SIFMA, the American Bankers Association (ABA), the ABA Securities Association, and The Financial Services Roundtable (FSR) provide comments to the Office of the Comptroller of the Currency (OCC), the Securities and Exchange Commission (SEC), the Board of Governors of the Federal Reserve System, the Federal Deposit Insurance Corporation (FDIC), the Federal Housing Finance Agency (FHFA), and the U.S. Department of Housing and Urban Development (HUD) (collectively, the Agencies) on the Agencies’ proposed rule for credit risk retention.

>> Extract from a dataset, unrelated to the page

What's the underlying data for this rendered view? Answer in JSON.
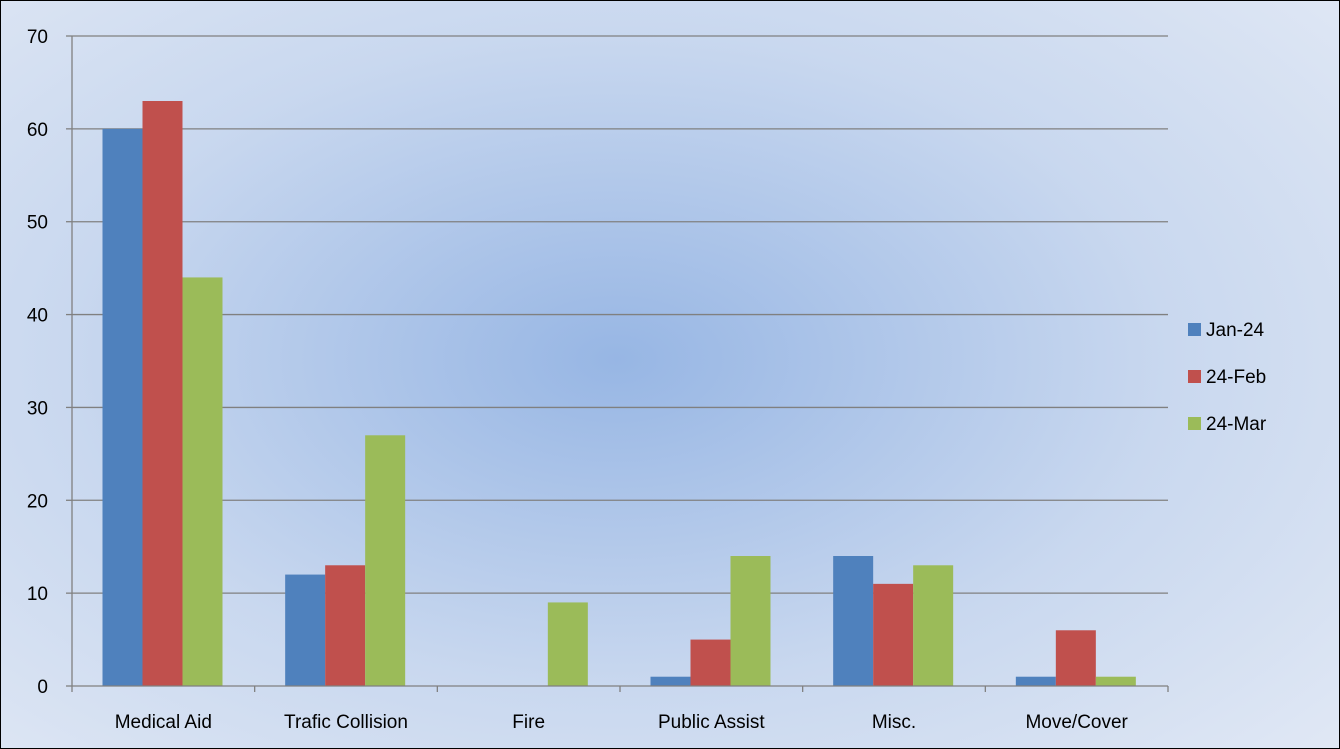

Although the Associations continue to believe that in important ways the re-proposed rules should be revised to address the positions we set forth in this letter, they appreciate and support many aspects of the re-proposed rules. In particular, the Associations strongly support the following features of the re-proposed rules: 

  1. the ability of sponsors to customize risk retention through any combination of vertical and horizontal interests; 
  2. differing rules for differing types of asset-backed securities; 
  3. removing the premium capture cash reserve account requirement; 
  4. harmonizing the definition of “qualified residential mortgage” in the re-proposed rules with the definition of “qualified mortgage” from Section 129C of the Truth in Lending Act; and 
  5. setting the maximum required retained risk at five percent (5%). 

In light of this, this letter focuses on recommendations that Associations believe would improve the re-proposed rules, while allowing asset securitization markets to continue to provide access to cost-effective credit to individuals and companies, and important capital markets investment alternatives for investors.